Thursday, April 23, 2009

Everything in Moderation

Two of the most inspirational books I read in my own personal weight loss journey were Skinny Bitch by Rory Freedman dn Kim Barnouin ( and The Raw Food Detox Diet by Natalia Rose (

I say "inspirational" because I am not, and will never be, a raw food vegan. However, both books did inspire me to make long term changes to my diet, decreasing the amounts of dairy and meat I consume, and increasing the levels of raw vegetables and fruits.

Skinny Bitch is pretty much a vegan polemic in the guise of a weight loss book. It is, however, pretty well researched, and the information conveyed on how eating meat, fish and dairy can impede weight loss efforts is indeed eye opening.

But I am not about to forgo eating meat, fish and dairy. For one thing, I enjoy eating all three. For another, I really have no empathy for animals (sorry vegetarians and vegans out there). What's more, my husband would probably leave me if I starting cooking and serving vegan meals, and the kids would elect to leave with him.

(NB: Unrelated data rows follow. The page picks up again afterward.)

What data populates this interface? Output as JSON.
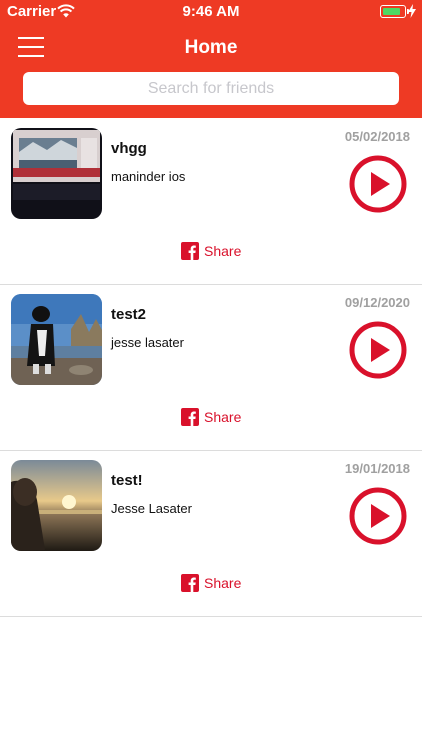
{
  "status_bar": {
    "carrier": "Carrier",
    "time": "9:46 AM"
  },
  "header": {
    "title": "Home"
  },
  "search": {
    "placeholder": "Search for friends"
  },
  "colors": {
    "header_bg": "#ee3a24",
    "accent_red": "#d9112b",
    "date_gray": "#a0a0a0"
  },
  "videos": [
    {
      "title": "vhgg",
      "user": "maninder ios",
      "date": "05/02/2018",
      "share_label": "Share"
    },
    {
      "title": "test2",
      "user": "jesse lasater",
      "date": "09/12/2020",
      "share_label": "Share"
    },
    {
      "title": "test!",
      "user": "Jesse Lasater",
      "date": "19/01/2018",
      "share_label": "Share"
    }
  ]
}
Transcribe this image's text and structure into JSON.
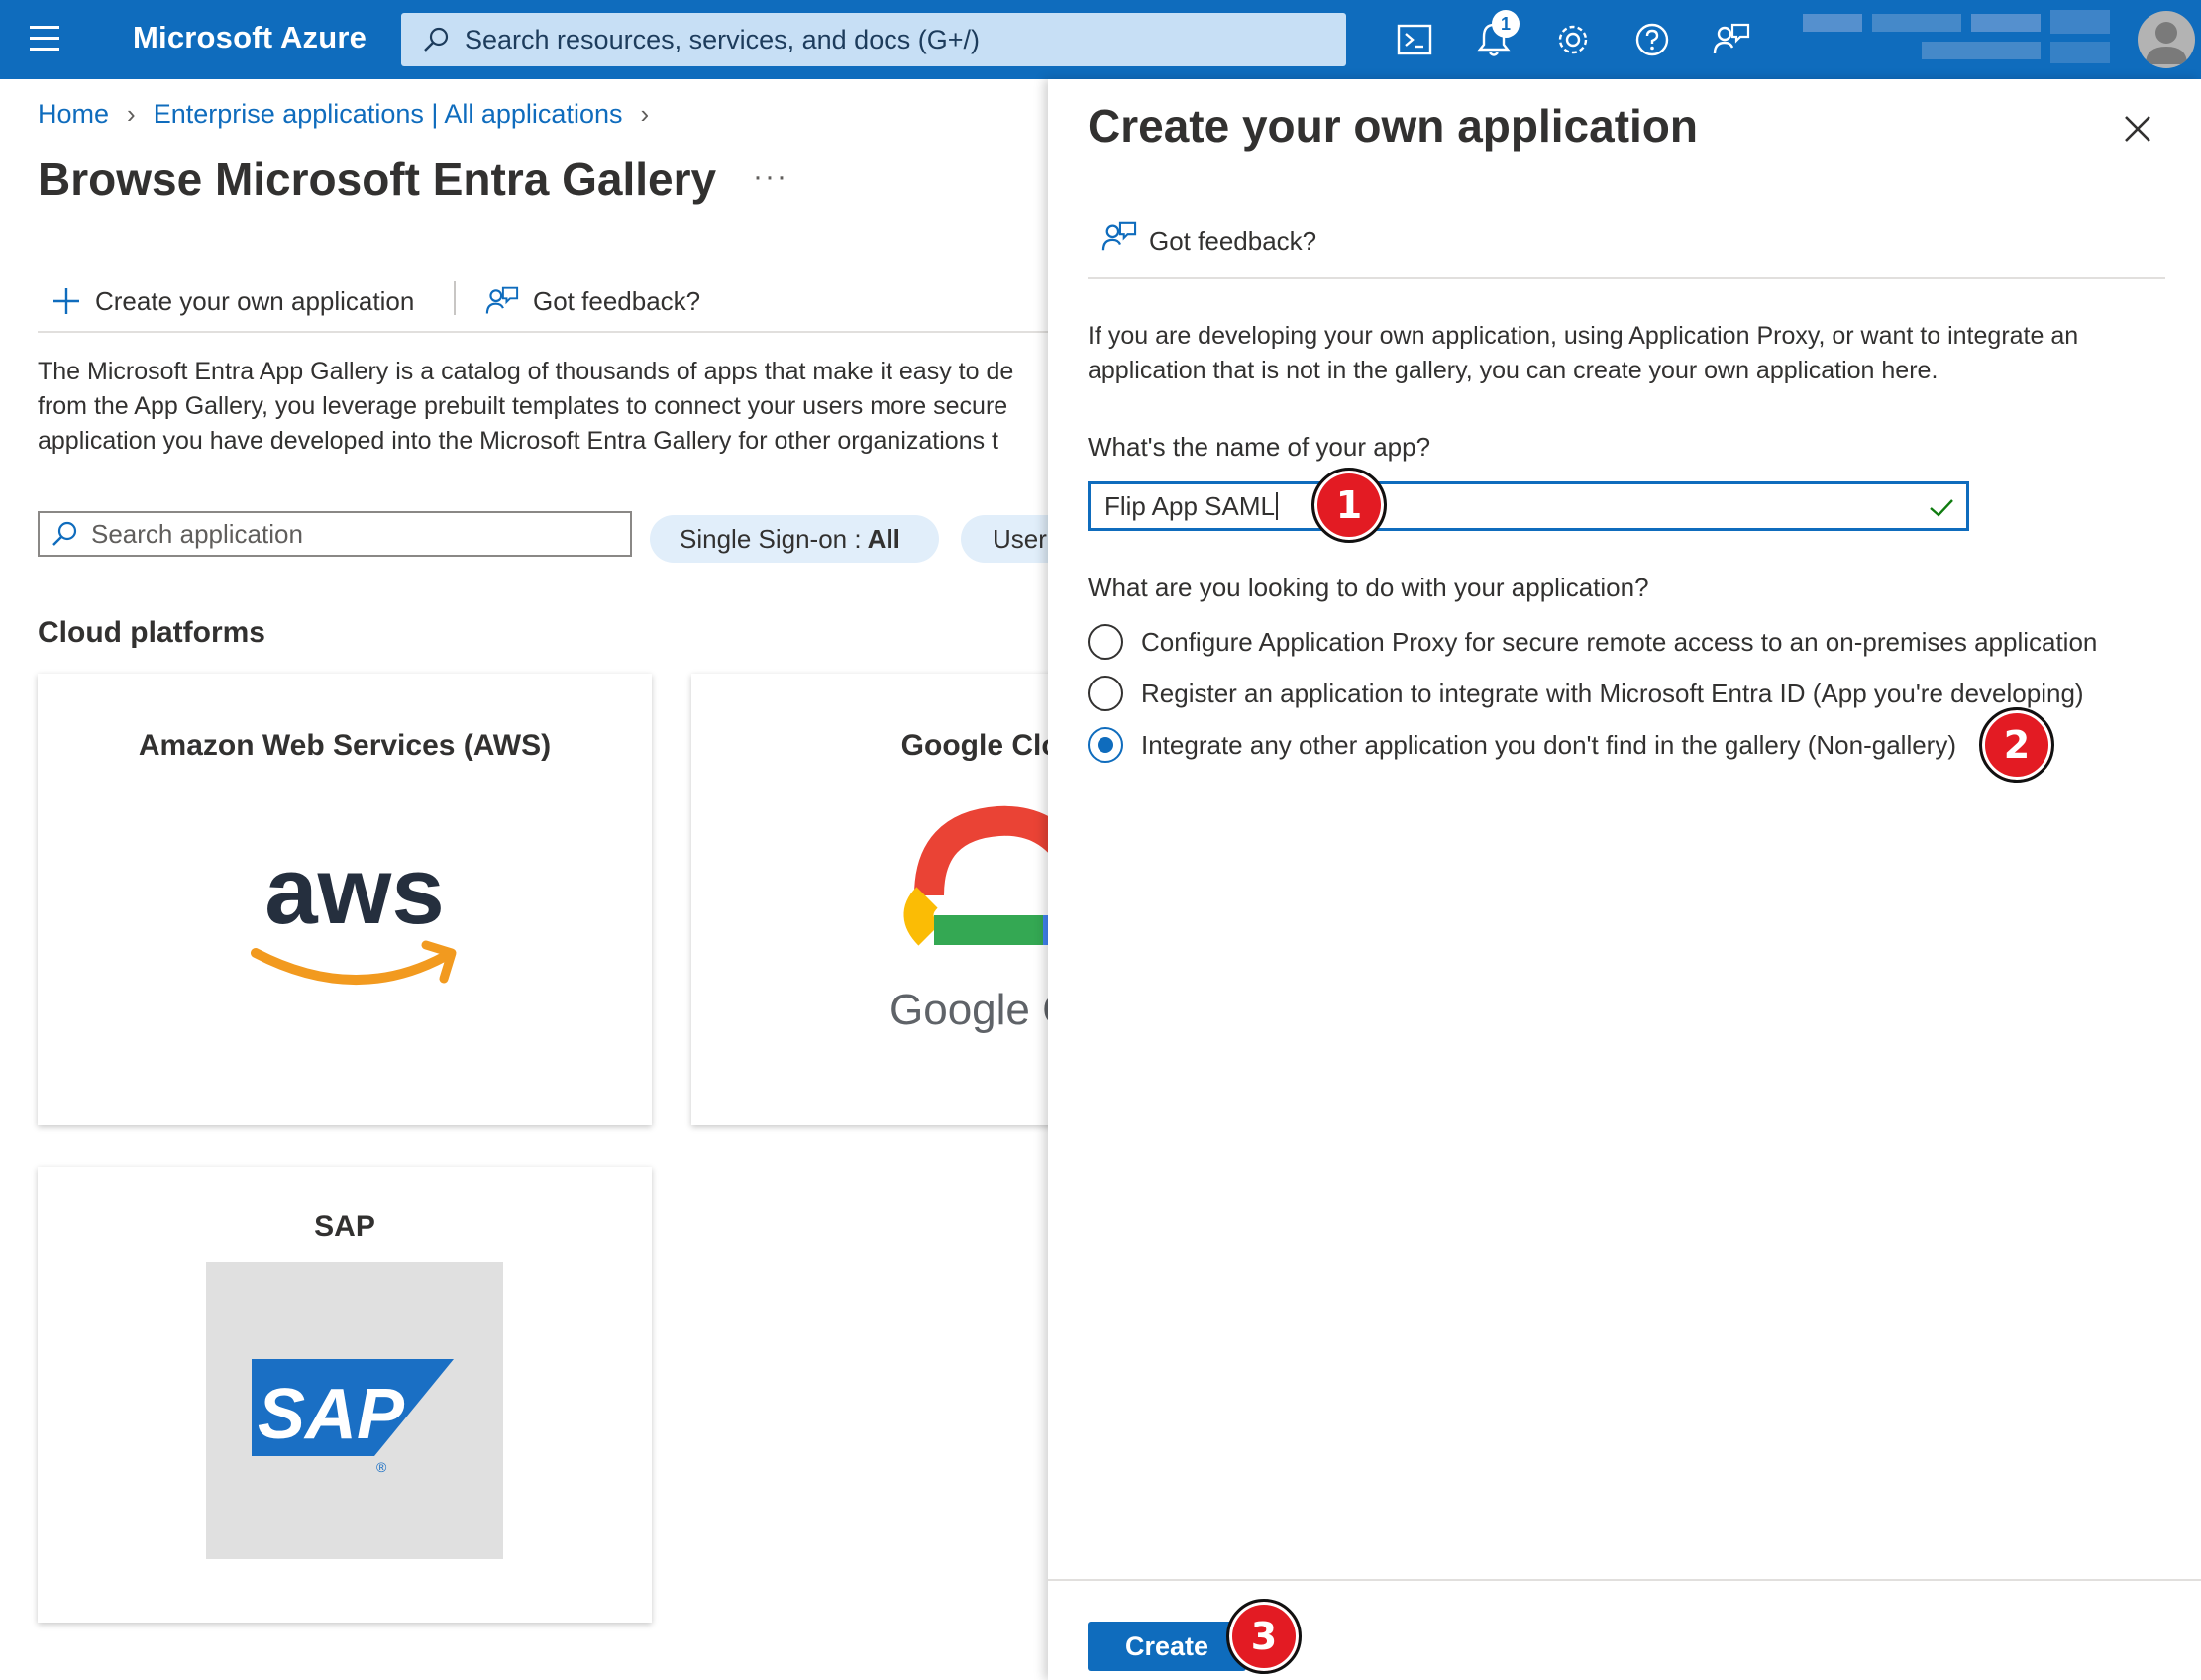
{
  "topbar": {
    "brand": "Microsoft Azure",
    "search_placeholder": "Search resources, services, and docs (G+/)",
    "notification_count": "1",
    "icons": [
      "hamburger-menu-icon",
      "cloud-shell-icon",
      "bell-icon",
      "gear-icon",
      "help-icon",
      "feedback-icon",
      "avatar-icon"
    ]
  },
  "breadcrumb": {
    "home": "Home",
    "enterprise": "Enterprise applications | All applications"
  },
  "page": {
    "title": "Browse Microsoft Entra Gallery",
    "more": "···",
    "create_own": "Create your own application",
    "got_feedback": "Got feedback?",
    "description": [
      "The Microsoft Entra App Gallery is a catalog of thousands of apps that make it easy to de",
      "from the App Gallery, you leverage prebuilt templates to connect your users more secure",
      "application you have developed into the Microsoft Entra Gallery for other organizations t"
    ],
    "search_placeholder": "Search application",
    "filters": {
      "sso_label": "Single Sign-on : ",
      "sso_value": "All",
      "user": "User"
    },
    "section": "Cloud platforms",
    "cards": [
      {
        "title": "Amazon Web Services (AWS)",
        "logo_text": "aws"
      },
      {
        "title": "Google Cloud",
        "logo_text": "Google C"
      },
      {
        "title": "SAP",
        "logo_text": "SAP"
      }
    ]
  },
  "panel": {
    "title": "Create your own application",
    "got_feedback": "Got feedback?",
    "description": "If you are developing your own application, using Application Proxy, or want to integrate an application that is not in the gallery, you can create your own application here.",
    "name_label": "What's the name of your app?",
    "name_value": "Flip App SAML",
    "purpose_label": "What are you looking to do with your application?",
    "options": [
      {
        "label": "Configure Application Proxy for secure remote access to an on-premises application",
        "selected": false
      },
      {
        "label": "Register an application to integrate with Microsoft Entra ID (App you're developing)",
        "selected": false
      },
      {
        "label": "Integrate any other application you don't find in the gallery (Non-gallery)",
        "selected": true
      }
    ],
    "create_label": "Create"
  },
  "steps": [
    "1",
    "2",
    "3"
  ],
  "colors": {
    "azure_blue": "#0f6cbd",
    "step_red": "#e31b23",
    "aws_orange": "#f29a1f",
    "aws_navy": "#252f3e",
    "sap_blue": "#1a6fc4"
  }
}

What I've done instead is, over time, slowly decrease the amounts of meat, fish and dairy I eat and serve the family. As I'll explain in a later post, it's always better to gradually make changes than to make drastic ones. When you're trying to change not only your own eating habits, but those of your family's it's even more desirable to do so.

For example, two years ago I routinely made family meals with 1 pound of Italian pork sausage--such as pasta with red sausage sauce. When I decided to begin decreasing the amount of meat I served, I initially decreased the amount of sausage I bought to 3/4 pound. After a year, I decreased it to 1/2 a pound.

I did the same with fish. I started out making 2 pounds of fish for family meals, then decreased it to 1 3/4 pounds, and am now at 1 1/2 pounds.

In place of the meat or fish, I added vegetables or whole grains to the menu. For example, while I might have formerly served a side dish of 1 pound of asparagus on the side, I now serve 2 pounds. With the fish I now serve brown rice or cooked barley as a side.

I'm not saying this is easy. My husband believes that every meal should have meat in it (and fish doesn't count). But I've been able to persuade him to accept the changes for health reasons. He's not completely happy, but now accepts having fish once a week and a completely vegetarian meal weekly as well.

The Raw Food Detox Diet is less polemic and more subtle in its encouragement for you to move to a mostly raw food, vegan diet. Natalia Rose, is also brilliant in explaining why you change your diet gradually over time rather than make sudden drastic changes. The bottom line is if you try to suddenly make drastic changes in your diet, your body will just not accept it which will lead to you failing. But, by gradually changing your diet, you'll be more apt to make permanent changes.

Rose is also more accepting than the Skinny Bitch writers in understanding that going completely raw may not be for everyone. She encourages her readers to go as raw as possible--for example aiming to have 50-60% of your diet be raw and vegan over the course of the week.

I generally aim to have 60-70% of my diet be raw and vegan over the course of the week. This leaves plenty of room to enjoy meals out, meals with the family, and to go to other people's homes without being a complete pain in the ass (could you imagine showing up at someone's house and telling them you only eat raw, vegan food? It would be the last time you'd be invited there). In the summer, when there's plenty of wonderful fresh fruits and veggies around, I'll aim for 80-85% of my diet to be raw and vegan.

The importance of moving to a mostly raw and vegan diet is that it allows you to drastically cut down on the calories you consume, while still getting all the nutrition you need and not feeling hungry. It's also better for your health overall. But as I explain above, and will go into more detail some later time, you need to move in this dietary direction gradually. You want to change your habits for a lifetime, not for a month.

To that end, if you love potato chips and eat them daily, deterimine how much of them you eat every day. The first step may be to take the amount your eating and cut it down by 1/4. After a while, cut it back again. Maybe after a while you can alternate the days you're eating potato chips, then reduce it to once or twice a week. After a year, maybe you can then resolve to eat potato chips now and then as a special treat.

If you gradually decrease a food you love (but one which is ultimately unhealthy and bound to put the pounds on), you'll be more apt to stick with the changes.

Again, you won't lose 20 pounds in a month, but by just initially cutting out 1/4 of the potato chips you typically eat, you'll be cutting calories, which can lead to eventual weight loss.